Dari perjalanan-perjalanan tersebut, ada suatu fakta yang agak “mengganggu” pemikiran saya. Berikut ini fakta tersebut :
- Brunei yang menerapkan pola “production sharing” (KPS) dengan perusahaan Shell Inggris, terlihat rakyatnya tidak terlalu modern (kurang maju)
- Malaysia tidak memberikan kesempatan kepada satupun pihak asing untuk menguasai konsesi kekayaan alam mereka (terutama di Serawak). Mereka tidak menerapkan pola “production sharing” di Serawak.
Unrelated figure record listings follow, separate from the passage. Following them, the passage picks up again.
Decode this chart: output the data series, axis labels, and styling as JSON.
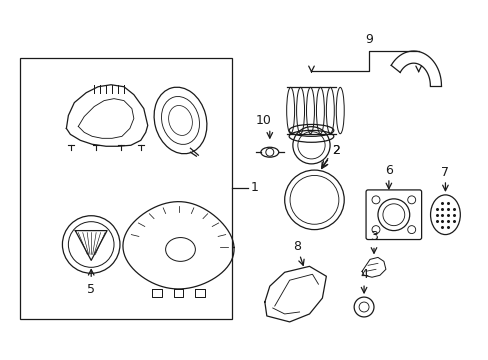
{
  "background_color": "#ffffff",
  "line_color": "#1a1a1a",
  "lw": 0.9,
  "fig_width": 4.89,
  "fig_height": 3.6,
  "dpi": 100
}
Petronas menguasai seluruh konsesi minyak dan gas di Serawak. Tidak ada satupun negara asing yang boleh memiliki konsesi minyak ataupun gas di Serawak (juga lahan kelapa sawit).
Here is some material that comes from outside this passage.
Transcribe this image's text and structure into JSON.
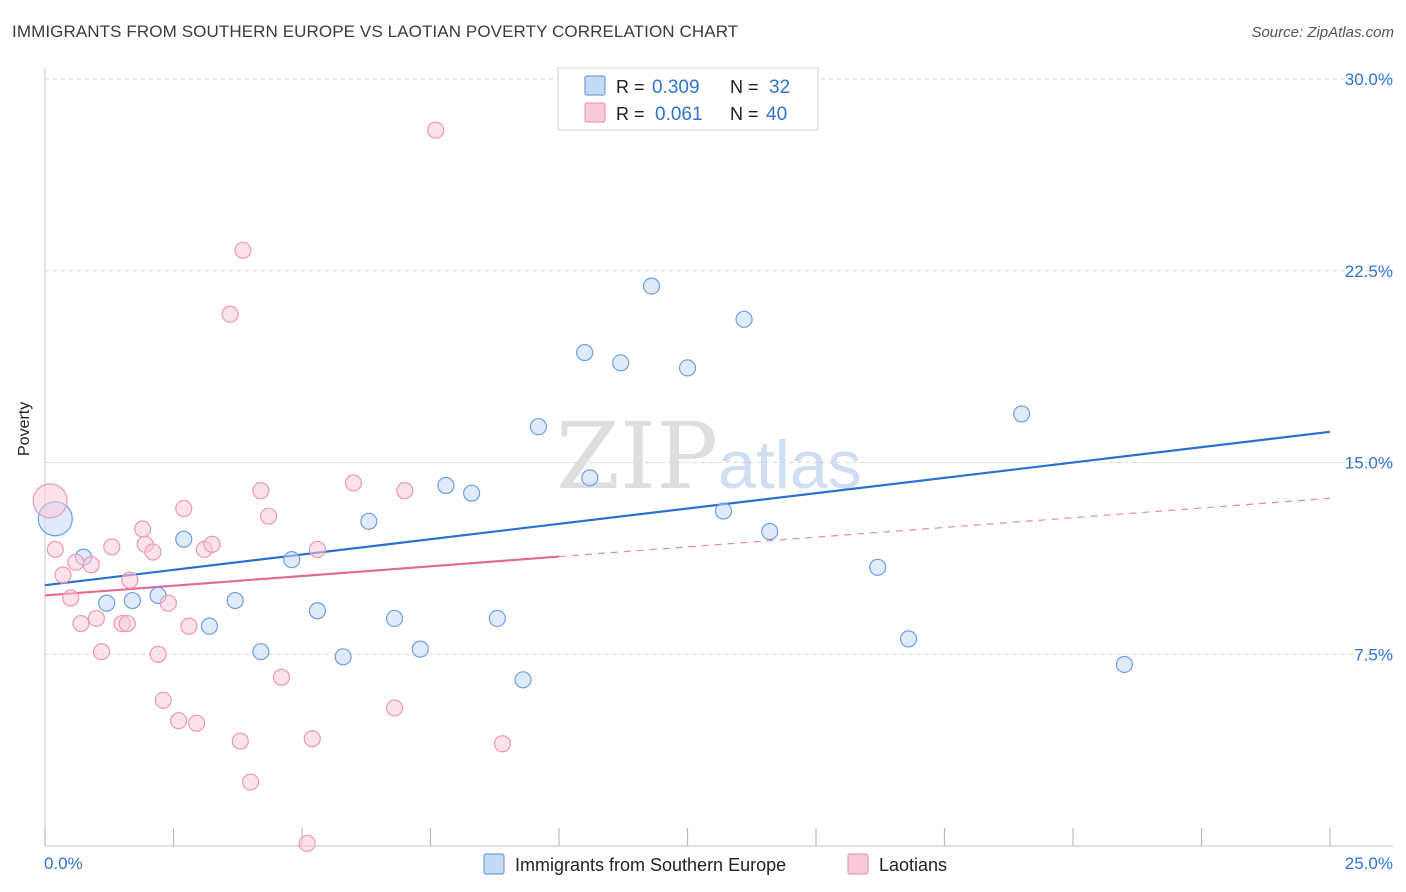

- Iran mengembangkan industri energy (petrokimia), dan industri upstreamnya secara mandiri. Mereka mengembangkan industri kilang gas alam, kilang minyak, kimia dan petrokimia sepanjang ratusan kilometer dengan pemilik konsesi sumber daya alamnya adalah perusahaan BUMN Iran (tidak ada pihak asing).
- Seluruh konsesi batu bara di China dimiliki oleh perusahaan-perusahaan propinsi (BUMD) dan juga BUMN di China. Tidak ada satupun pihak asing yang menguasai konsesi batubara tersebut. China juga tidak memperkenankan satupun perusahaan asing untuk melakukan “production sharing”.
Saya saat ini mulai memikirkan apakah pola “production sharing” (KPS) dengan pihak asing di industri minyak, gas dan tambang sebaiknya mulai ditinggalkan oleh Indonesia ?. Pola KPS ini memang diperlukan oleh Indonesia disaat kita belum menguasai teknologinya dan juga tidak memiliki dana untuk explorasi maupun exploitasinya. Namun dengan semakin majunya kemampuan teknolog Indonesia dan juga tersedianya dana di pemerintahan baik berupa APBN dan APBD, seharusnya biaya explorasi dapat dibiayai oleh Pemda ataupun Pemerintah pusat. Sehingga APBN, APBD & PAD (pendapatan asli daerah) tidak hanya disimpan di SBI atau digunakan untuk proyek-proyek yang return-nya tidak jelas.